Florida and many other states require mediation before an injury case goes to trial. If your attorney was not able to negotiate an acceptable settlement of your claim sooner, the mediation conference will be an opportunity for both sides to meet face to face with each other and try to settle. Usually the attorneys for both sides will agree on a mediator, but if they can’t agree the court will appoint one. The function of the mediator is not to listen to evidence and decide a “winner” at mediation. The mediator’s job is to try and get both sides to agree to a settlement that each can accept without incurring the time, expense, and risk of “rolling the dice” at a trial. Your attorney’s preparation and negotiating skills at the mediation conference can mean the difference between reaching an acceptable settlement or going to trial.

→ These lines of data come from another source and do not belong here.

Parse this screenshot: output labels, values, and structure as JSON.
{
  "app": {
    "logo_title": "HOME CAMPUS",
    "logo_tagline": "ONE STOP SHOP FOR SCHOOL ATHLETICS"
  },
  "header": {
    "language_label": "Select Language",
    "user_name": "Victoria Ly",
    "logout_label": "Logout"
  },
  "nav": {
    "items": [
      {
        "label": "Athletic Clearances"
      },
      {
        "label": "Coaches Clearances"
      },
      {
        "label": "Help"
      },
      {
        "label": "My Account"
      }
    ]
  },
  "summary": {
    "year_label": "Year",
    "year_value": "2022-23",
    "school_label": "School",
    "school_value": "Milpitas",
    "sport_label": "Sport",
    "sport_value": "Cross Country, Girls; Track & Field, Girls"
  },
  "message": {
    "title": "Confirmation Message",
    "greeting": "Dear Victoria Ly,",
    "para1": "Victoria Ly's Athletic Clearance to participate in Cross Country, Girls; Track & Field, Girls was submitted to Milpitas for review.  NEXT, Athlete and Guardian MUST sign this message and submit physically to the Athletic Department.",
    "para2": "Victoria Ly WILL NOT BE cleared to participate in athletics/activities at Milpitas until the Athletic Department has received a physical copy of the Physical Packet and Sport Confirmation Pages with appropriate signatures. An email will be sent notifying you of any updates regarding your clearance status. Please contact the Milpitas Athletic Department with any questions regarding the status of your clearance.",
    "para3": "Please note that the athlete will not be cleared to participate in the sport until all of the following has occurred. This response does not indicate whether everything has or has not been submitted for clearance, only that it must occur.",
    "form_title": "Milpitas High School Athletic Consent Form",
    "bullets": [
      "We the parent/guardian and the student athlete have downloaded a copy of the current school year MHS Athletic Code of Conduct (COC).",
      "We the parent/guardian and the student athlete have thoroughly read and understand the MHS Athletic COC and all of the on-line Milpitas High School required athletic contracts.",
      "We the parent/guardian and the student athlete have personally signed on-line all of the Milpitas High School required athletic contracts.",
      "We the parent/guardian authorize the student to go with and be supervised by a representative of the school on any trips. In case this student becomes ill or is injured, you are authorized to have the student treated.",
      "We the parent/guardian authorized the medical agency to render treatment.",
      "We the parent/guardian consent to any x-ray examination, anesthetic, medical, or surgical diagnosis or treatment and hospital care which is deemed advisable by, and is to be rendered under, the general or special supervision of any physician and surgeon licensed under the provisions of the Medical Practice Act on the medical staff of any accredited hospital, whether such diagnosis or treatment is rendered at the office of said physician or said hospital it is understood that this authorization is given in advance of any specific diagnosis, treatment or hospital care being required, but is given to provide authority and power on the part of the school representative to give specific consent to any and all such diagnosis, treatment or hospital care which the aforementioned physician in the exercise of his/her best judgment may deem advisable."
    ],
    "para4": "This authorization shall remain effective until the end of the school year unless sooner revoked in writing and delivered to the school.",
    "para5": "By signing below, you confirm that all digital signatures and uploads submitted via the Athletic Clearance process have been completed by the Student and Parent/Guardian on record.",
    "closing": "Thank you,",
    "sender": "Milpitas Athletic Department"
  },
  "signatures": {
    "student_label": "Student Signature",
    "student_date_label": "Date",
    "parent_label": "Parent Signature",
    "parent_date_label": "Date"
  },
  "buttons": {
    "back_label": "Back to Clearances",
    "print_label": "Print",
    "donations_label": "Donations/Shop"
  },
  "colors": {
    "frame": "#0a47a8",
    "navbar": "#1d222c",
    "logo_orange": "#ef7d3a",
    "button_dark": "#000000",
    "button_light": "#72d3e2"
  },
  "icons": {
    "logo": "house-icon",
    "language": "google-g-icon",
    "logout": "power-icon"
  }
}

In summary, a lawyer who is acting in your best interests is not defined only by the number of claims he or she takes all the way through a trial. A lawyer should be willing and qualified to go to trial if necessary, but should also possess the negotiating skills necessary to maximize the likelihood of obtaining a settlement acceptable to you before trial. If the insurer defending your claim refuses to negotiate or to compensate you with a fair amount that justice requires for your injury, then the decision to go to trial is an easy one. If you ask most successful injury lawyers if they settle more claims than they try, the answer will be yes, far more. So when you see an attorney’s TV commercial that suggests you should ask your attorney how many cases he or she has tried, perhaps it is smarter to ask how many cases he or she has settled without the need for a trial.